Vathis: Ashes of the Forsaken

Chapter 3: Chapter 3 – The Chains Begin to Break



The moment his power returned, Aeron knew.

It wasn't fully there yet—the seal his mother had placed on him still held, though it was fractured now, leaking tiny glimpses of what had once been his true potential. He could feel it stirring, like a beast waking from slumber, claws dragging against the inside of his mind.

Malik knew it, too.

For the first time, his father looked at him not as a failure, but as a threat.

And that changed everything.

---

The Lock and the Key

Aeron spent the next week in chains.

Not as punishment.

But out of fear.

He was moved from his usual chambers to the deepest sanctum of the temple, a place where no light reached. The walls were carved with old symbols, pulsing faintly with a magic meant to suppress and bind. The air was thick with rituals of control, whispers of the gods crawling against his skin.

His wrists and ankles were bound in iron shackles, carved with sigils that burned at his skin.

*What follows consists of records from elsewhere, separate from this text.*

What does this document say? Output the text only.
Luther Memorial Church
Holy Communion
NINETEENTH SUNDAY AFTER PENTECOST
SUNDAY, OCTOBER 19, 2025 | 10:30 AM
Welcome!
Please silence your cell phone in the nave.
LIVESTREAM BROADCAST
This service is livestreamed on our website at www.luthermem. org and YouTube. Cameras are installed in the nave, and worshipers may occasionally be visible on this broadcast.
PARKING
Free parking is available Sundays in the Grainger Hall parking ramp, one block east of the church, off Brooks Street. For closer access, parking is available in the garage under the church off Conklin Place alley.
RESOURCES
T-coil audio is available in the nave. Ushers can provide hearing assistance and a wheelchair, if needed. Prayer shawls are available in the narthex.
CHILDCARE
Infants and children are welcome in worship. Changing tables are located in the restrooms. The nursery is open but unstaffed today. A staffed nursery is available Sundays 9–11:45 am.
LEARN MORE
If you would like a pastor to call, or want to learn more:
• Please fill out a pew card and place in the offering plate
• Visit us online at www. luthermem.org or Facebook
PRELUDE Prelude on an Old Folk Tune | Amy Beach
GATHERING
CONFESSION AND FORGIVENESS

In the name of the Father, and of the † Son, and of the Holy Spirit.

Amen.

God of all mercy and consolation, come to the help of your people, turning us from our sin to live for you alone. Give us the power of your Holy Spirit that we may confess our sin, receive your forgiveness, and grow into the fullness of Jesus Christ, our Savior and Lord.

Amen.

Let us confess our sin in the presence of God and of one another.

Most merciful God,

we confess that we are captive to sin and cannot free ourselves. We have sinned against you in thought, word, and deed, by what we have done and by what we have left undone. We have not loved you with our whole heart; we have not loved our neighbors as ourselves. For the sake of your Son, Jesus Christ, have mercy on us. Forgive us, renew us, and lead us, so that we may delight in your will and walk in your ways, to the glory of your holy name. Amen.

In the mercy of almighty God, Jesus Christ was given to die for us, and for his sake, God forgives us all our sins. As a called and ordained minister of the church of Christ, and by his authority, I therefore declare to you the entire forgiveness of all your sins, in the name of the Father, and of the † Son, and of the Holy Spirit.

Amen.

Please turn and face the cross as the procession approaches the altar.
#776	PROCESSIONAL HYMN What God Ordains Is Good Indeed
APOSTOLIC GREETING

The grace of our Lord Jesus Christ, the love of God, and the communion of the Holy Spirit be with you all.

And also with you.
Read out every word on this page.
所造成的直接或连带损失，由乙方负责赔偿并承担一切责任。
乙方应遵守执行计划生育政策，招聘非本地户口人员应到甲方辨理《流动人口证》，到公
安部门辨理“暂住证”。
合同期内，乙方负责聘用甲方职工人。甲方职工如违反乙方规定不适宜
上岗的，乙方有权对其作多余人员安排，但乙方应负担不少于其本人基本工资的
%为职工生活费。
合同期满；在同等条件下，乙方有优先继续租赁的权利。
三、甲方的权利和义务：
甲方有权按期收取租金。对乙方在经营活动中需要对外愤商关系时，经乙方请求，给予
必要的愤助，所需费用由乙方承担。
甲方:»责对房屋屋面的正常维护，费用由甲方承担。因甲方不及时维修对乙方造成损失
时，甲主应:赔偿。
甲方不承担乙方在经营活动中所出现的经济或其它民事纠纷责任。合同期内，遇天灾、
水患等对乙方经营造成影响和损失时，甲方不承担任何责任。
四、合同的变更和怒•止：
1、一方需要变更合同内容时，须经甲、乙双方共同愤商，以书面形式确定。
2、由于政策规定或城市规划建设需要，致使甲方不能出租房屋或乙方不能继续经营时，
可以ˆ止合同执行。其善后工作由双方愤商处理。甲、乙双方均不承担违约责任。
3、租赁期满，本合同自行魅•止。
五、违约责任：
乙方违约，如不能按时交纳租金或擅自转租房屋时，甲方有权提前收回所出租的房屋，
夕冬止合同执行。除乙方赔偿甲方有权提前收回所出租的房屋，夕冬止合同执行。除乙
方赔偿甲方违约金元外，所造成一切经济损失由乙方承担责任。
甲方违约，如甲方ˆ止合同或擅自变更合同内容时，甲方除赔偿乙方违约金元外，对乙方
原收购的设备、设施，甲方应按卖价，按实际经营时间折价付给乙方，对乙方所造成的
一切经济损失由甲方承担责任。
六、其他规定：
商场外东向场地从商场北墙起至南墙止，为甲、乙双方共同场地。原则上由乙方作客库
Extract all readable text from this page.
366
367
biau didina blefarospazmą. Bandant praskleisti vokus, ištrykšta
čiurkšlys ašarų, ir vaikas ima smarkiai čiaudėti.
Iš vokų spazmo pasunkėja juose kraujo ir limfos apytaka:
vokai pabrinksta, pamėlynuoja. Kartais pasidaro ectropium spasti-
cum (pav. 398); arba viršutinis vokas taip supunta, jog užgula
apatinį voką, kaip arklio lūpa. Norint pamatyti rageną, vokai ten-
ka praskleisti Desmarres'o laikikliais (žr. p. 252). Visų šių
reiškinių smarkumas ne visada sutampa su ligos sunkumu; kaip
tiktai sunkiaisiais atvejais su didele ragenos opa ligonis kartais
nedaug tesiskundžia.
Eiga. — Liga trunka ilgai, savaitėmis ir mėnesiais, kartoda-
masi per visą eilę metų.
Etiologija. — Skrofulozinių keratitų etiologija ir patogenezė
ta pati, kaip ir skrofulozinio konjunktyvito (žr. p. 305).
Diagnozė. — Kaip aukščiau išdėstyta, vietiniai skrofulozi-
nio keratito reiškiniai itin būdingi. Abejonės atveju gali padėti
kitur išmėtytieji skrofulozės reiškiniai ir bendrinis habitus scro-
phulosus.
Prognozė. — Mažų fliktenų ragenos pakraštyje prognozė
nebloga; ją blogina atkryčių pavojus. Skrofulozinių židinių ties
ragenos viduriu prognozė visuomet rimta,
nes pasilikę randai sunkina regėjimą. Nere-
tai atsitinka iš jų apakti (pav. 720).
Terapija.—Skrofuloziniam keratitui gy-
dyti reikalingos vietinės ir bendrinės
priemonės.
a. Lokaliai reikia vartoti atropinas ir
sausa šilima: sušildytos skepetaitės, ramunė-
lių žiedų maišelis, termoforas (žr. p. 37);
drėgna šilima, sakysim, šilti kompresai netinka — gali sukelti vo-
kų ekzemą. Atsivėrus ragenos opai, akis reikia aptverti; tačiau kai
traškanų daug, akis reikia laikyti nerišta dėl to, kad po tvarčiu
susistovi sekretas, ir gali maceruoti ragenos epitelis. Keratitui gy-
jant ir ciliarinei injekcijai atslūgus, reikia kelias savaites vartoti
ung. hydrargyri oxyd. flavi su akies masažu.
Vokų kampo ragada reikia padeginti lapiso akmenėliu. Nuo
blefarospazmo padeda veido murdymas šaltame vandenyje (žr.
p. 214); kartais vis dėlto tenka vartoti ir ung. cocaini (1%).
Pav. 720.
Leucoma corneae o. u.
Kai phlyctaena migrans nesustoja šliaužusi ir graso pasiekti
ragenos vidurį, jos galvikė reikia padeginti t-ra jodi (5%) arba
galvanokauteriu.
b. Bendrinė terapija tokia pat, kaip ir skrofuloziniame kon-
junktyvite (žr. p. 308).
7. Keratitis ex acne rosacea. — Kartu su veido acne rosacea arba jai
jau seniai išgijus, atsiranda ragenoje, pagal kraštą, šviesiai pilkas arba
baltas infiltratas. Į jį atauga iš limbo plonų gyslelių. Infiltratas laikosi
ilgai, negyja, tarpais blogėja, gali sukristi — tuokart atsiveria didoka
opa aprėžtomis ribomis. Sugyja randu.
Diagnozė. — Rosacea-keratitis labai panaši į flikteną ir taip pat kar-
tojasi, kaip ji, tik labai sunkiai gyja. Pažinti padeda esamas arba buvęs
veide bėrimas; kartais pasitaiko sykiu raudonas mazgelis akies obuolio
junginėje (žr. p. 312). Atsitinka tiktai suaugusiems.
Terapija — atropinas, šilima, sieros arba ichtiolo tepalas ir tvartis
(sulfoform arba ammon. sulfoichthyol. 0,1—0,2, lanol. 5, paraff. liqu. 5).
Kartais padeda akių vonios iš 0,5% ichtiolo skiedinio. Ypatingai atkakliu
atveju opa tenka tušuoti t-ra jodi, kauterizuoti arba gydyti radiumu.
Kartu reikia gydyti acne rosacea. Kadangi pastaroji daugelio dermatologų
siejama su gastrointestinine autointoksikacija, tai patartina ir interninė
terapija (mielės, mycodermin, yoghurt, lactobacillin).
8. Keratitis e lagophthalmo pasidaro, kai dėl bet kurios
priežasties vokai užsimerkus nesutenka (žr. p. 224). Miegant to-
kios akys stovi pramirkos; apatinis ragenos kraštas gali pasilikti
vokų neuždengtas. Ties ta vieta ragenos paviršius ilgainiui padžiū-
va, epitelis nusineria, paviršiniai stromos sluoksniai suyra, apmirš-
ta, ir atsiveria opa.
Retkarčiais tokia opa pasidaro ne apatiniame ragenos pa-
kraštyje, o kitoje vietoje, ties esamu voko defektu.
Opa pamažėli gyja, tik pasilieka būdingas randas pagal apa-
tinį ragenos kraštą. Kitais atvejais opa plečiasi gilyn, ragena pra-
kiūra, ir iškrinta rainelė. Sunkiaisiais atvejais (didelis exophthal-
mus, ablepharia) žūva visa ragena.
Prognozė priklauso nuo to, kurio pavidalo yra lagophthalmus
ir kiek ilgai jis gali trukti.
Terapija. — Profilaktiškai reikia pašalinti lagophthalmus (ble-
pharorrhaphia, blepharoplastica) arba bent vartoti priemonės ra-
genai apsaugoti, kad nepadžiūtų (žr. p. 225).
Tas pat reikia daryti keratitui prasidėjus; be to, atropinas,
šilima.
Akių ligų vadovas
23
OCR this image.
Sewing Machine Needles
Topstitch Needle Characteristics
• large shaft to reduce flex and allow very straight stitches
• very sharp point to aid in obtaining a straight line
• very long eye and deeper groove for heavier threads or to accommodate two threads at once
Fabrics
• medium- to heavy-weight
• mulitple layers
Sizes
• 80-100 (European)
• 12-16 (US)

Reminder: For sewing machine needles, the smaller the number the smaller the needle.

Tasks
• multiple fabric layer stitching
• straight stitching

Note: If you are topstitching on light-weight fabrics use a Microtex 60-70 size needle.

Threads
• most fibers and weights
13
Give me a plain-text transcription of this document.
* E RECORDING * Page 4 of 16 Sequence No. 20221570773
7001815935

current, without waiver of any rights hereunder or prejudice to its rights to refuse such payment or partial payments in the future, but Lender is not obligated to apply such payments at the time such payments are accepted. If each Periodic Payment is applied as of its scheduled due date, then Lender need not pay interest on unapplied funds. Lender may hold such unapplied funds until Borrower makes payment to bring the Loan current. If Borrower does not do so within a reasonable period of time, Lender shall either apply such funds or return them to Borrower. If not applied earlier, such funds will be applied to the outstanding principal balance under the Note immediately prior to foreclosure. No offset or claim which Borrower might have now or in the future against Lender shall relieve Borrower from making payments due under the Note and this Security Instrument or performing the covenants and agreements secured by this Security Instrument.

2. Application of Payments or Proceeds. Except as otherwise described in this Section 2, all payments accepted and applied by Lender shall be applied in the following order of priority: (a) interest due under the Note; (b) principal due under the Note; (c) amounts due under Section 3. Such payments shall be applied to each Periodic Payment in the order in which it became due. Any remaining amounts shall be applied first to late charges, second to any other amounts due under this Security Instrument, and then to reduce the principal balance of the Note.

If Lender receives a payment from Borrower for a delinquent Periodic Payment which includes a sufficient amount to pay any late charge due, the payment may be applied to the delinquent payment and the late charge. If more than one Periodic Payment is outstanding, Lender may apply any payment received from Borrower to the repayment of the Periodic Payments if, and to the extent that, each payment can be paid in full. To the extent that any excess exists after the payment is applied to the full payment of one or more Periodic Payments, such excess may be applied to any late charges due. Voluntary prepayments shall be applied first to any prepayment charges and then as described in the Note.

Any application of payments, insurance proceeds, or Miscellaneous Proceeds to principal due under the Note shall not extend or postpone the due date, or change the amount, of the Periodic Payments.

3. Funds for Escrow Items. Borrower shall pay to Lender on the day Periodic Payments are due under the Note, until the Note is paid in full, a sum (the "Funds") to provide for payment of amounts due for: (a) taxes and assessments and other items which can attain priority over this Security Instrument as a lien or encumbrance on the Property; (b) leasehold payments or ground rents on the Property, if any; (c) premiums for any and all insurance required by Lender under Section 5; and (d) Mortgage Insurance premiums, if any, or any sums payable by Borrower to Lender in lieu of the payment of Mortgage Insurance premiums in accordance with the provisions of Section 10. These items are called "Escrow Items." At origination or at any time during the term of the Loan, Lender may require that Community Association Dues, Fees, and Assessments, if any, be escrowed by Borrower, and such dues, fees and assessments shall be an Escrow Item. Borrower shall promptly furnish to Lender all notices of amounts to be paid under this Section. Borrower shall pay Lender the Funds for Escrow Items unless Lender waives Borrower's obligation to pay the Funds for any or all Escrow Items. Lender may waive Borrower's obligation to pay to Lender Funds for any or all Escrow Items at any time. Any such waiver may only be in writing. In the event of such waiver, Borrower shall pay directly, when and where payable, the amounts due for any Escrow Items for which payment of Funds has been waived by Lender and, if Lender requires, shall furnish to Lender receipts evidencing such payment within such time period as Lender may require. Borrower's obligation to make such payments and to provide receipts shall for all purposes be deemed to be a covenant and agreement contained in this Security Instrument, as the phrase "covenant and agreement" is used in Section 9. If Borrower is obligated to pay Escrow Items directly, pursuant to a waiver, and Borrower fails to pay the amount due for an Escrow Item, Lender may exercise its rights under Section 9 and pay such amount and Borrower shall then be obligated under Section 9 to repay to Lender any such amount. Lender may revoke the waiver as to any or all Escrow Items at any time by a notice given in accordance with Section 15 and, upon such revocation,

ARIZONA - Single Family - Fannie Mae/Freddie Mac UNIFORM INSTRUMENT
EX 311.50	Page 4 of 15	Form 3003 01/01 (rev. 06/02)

Every time he tried to pull at them, a cold energy snaked through his veins, suppressing any flicker of magic that might rise.

He was not given food.

Water was rationed—just enough to keep him from dying.

The guards did not speak to him.

They did not even look at him.

The only sound was the steady dripping of water from the temple's cracked stone ceiling and the distant echo of footsteps far, far above.

Malik did not visit.

Not at first.

But Aeron knew his father too well.

He was waiting.

Planning.

Studying.

And then, on the seventh day, the silence ended.

"Do you understand now?" Malik's voice echoed through the chamber, cold and sharp.

Aeron sat against the far wall, chains fastened tightly around his wrists and ankles. He did not answer.

"Your mother's seal is failing," Malik continued, stepping closer. "That means you are waking up. It means there is still a chance to fix you."

Aeron finally looked at him.

"Fix me?" he repeated, voice hoarse from days without water.

Malik knelt before him, expression unreadable.

"You were meant to be great, Aeron. The vessel of a god. The herald of the old ways." He exhaled slowly, a rare crack of something almost human in his voice. "But she took that from you. She ruined you."

Aeron clenched his fists.

His mother's face flashed in his mind. Her gentle hands, her soft voice, the way she had whispered to him in those final moments before the fire consumed her—

"I will protect you, my son."

"One day, you will understand."

And now, her magic was breaking.

His father saw it as a chance to mold him.

To shape him back into the weapon he was meant to be.

But Aeron knew better.

This was not Malik's victory.

This was his mother's will finally awakening.

And he would not let it be twisted.

---

Selene's Warning

On the ninth day, Selene found him.

Aeron had not expected it—had not even thought it was possible for her to slip past Malik's guards, past the temple's curses, past the hundred barriers meant to keep the outside world away from him.

And yet—

One moment, he was alone in the darkness.

The next, she was there.

"Aeron."

Her voice was barely a whisper.

He flinched, staring at her in disbelief. "Selene—how—"

"No time," she interrupted, kneeling beside him. She pulled something from her sleeve—a small dagger, its hilt wrapped in cloth, its blade etched with old runes.

"This seal on you," she murmured, touching the chains. "It's failing, but not fast enough. Your father is planning something, isn't he?"

Aeron hesitated.

Then, finally, he nodded.

Selene exhaled sharply. "I heard things in the city. Whispers. He's preparing a ritual. Something to—" she hesitated, eyes darkening. "To take control of your power. Permanently."

Aeron's blood ran cold.

He should have expected this.

His father would never let him go.

Not as himself.

Only as a tool.

Selene's grip on the dagger tightened. "We need to get you out of here."

Aeron almost laughed.

"You think it's that easy?" He raised his wrists, showing the chains. "Even if we break these, Malik has wards all over this place. If I try to leave, they'll tear me apart before I take a single step."

Selene's gaze was calculating.

"What if we didn't break you out?" she murmured.

Aeron frowned. "What?"

"What if we made them think you were still here?"

She turned the dagger in her hand, eyes flicking toward the stone-carved symbols lining the walls.

"I have an idea."

And just like that—the path to freedom began.